Она помнит себя девочкой — тогда; воспринявшую разлуку с семьей и отъезд в Миок лишь как резкую смену декораций, болезненно, но. Дом остался с ней как память, а Созерцатели, пришедшие за ней, были на удивление ласковы. Первое, по чему она перестала скучать в Лунном Круге — мать, молчаливая и печальная, в детском рассудке абсолютно абстрактная; и только потом тоска пришла по запаху соли и крику чаек. Морканта — взрослая, годы спустя — задаёт себе один и тот же вопрос: был ли отец рад, рад тогда и по-настоящему, ведь младшие дети — особенно девочки — красивые вещи, и чуть больше любви всегда достаётся старшим; только вещи, красивые, всё равно жалко. Она забыла, видела ли в его взгляде радость... гордость?.
Наверное, нет.
Но ей восемь, она в Лунном Круге, ничего не знает ни о разочаровании, ни о военных эскадрах, ни о схожих с селекцией браках между Домами, ни об эмансипации — ей полагается знать основы магии, искру и саму себя. И девочка неплохо с этим справляется. Она не поглощает полученные знания, голодно и жадно, — она пытается понять, это оборачивается бессонными ночами, кто-то хвалит девочку за знание теории и постоянную практику — она гордо вскидывает голову и молчит, как страшно и холодно болят побелевшие пальцы; спустя годы жесты-плетения отточены до механизма, правильно, безошибочно и ей больше нравится слово идеально.

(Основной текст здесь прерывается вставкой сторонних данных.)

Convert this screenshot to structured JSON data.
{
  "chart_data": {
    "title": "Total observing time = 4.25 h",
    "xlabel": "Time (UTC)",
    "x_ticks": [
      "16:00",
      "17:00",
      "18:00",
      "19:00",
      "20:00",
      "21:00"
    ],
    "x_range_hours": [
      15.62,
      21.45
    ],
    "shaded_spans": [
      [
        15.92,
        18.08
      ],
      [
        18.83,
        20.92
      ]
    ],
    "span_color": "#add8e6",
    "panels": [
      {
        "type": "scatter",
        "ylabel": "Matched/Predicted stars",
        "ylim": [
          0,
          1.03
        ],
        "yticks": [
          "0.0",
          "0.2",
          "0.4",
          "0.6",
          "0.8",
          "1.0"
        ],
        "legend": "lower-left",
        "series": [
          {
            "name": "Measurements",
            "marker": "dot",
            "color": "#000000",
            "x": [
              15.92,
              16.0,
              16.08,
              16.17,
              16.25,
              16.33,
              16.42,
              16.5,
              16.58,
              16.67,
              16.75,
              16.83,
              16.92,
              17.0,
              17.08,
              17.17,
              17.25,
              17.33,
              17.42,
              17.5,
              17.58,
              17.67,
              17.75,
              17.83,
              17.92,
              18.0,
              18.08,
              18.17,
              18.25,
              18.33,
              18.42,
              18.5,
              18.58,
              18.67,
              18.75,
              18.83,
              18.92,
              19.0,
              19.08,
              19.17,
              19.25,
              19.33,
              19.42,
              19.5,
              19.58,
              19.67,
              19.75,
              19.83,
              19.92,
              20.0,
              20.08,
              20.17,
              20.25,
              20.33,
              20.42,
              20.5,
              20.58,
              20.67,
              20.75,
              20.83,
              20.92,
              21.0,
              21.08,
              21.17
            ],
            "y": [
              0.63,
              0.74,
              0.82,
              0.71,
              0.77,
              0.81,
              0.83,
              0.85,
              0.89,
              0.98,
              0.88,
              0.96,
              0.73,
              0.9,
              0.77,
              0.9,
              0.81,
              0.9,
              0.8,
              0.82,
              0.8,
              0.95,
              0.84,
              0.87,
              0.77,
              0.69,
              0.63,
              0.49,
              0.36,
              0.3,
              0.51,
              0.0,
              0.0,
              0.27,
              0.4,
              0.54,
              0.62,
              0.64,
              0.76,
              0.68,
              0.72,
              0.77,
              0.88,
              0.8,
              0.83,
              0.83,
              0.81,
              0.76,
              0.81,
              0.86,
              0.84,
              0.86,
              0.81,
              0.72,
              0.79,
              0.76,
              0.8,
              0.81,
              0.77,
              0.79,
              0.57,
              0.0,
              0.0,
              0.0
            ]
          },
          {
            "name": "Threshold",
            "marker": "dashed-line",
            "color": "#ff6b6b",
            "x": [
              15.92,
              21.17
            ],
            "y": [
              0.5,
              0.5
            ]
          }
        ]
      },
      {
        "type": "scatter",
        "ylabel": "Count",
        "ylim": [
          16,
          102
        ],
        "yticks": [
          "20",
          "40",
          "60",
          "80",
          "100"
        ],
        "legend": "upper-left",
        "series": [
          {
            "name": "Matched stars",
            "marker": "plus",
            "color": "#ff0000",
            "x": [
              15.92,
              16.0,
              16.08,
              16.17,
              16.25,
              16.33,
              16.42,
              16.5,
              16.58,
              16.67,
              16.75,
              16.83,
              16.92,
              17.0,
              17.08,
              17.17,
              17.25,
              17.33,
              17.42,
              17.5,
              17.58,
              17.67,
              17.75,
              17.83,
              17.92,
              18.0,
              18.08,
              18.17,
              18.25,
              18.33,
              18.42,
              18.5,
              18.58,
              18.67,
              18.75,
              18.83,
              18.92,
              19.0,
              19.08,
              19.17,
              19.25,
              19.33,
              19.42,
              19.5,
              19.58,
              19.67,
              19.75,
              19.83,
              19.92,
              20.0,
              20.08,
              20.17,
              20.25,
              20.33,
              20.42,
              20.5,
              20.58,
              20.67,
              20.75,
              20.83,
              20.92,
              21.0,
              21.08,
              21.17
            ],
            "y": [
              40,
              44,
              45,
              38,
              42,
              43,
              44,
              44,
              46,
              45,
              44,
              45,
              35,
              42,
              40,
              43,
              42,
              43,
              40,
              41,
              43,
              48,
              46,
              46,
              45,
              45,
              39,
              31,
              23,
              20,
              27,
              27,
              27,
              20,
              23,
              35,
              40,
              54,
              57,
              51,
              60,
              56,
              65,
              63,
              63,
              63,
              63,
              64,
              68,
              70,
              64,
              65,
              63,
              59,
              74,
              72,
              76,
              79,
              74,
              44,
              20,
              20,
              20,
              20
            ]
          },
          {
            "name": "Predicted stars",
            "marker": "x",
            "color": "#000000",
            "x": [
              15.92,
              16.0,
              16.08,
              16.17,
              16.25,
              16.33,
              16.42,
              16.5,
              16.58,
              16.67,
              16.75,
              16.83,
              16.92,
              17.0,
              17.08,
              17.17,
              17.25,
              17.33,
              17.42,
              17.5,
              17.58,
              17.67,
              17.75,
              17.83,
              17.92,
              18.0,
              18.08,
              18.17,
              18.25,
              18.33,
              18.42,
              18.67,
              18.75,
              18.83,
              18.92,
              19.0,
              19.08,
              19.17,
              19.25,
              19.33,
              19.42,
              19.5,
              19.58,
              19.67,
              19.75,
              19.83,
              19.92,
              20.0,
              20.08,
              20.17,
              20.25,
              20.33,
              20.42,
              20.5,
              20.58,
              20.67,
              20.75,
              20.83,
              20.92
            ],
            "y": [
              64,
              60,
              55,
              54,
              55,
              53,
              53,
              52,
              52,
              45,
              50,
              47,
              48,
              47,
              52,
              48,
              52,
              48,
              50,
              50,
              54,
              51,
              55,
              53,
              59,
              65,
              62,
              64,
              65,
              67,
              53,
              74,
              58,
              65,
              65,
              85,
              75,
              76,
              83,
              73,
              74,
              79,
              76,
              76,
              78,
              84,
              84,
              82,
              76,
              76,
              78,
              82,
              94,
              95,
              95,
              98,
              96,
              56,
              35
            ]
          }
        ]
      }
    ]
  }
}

Первый ясный ей принцип — принцип обмена. У всего оказалась своя цена.
Когда Морканте четырнадцать и годами позже, она не просто «дочь своего отца» и ворох ходящих по комнате сплетен — пусть и говорят за спиной, как легко стихийному магу воды с её родословной получить видное место во флоте, даже женщине — её называют способной, чуть чаще — старательной и упорной, руки слишком часто немеют, она готова не чувствовать холод, остающийся фантомом после сплетений, — и оставаться очень собой гордой.
Голоса за спиной совсем умолкают, когда ей исполняется восемнадцать, «блестяще» — вот что говорят наставники, Созерцатели остаются ласковы, и блестит тонкое кружево инея, покорно сползающее к нога; хочется признания — а она получает возможность быть тем, кем является, покорно и безвозвратно, сапфировый отблеск на указательном — обжигающе холодный и зачаровывающий, будто волна. Ей нравится — не в памяти дело. Просто кольцо очень идёт к глазам.
Мир за пределами оказывается шире круга — бьющийся на мозаику, не вмещающийся в грань, жжёт по началу — но она привыкает, понимает [всегда ведь в первую очередь училась понимать], по возвращению домой её встречают крики чаек и всё так же печально улыбающаяся мать; и так до прибытия отца — она не ждёт от старого адмирала ни почести, ни пригретых мест, только заглядывает в глаза [так пристально, что даже неприлично, рамки этикета разбиваются на микроскопические льдинки] — ищет ту девочку, пытается понять: потерял...? — и натыкается на сталь.
Всё та же.
Колоться о лёд всё равно больней — и слаще.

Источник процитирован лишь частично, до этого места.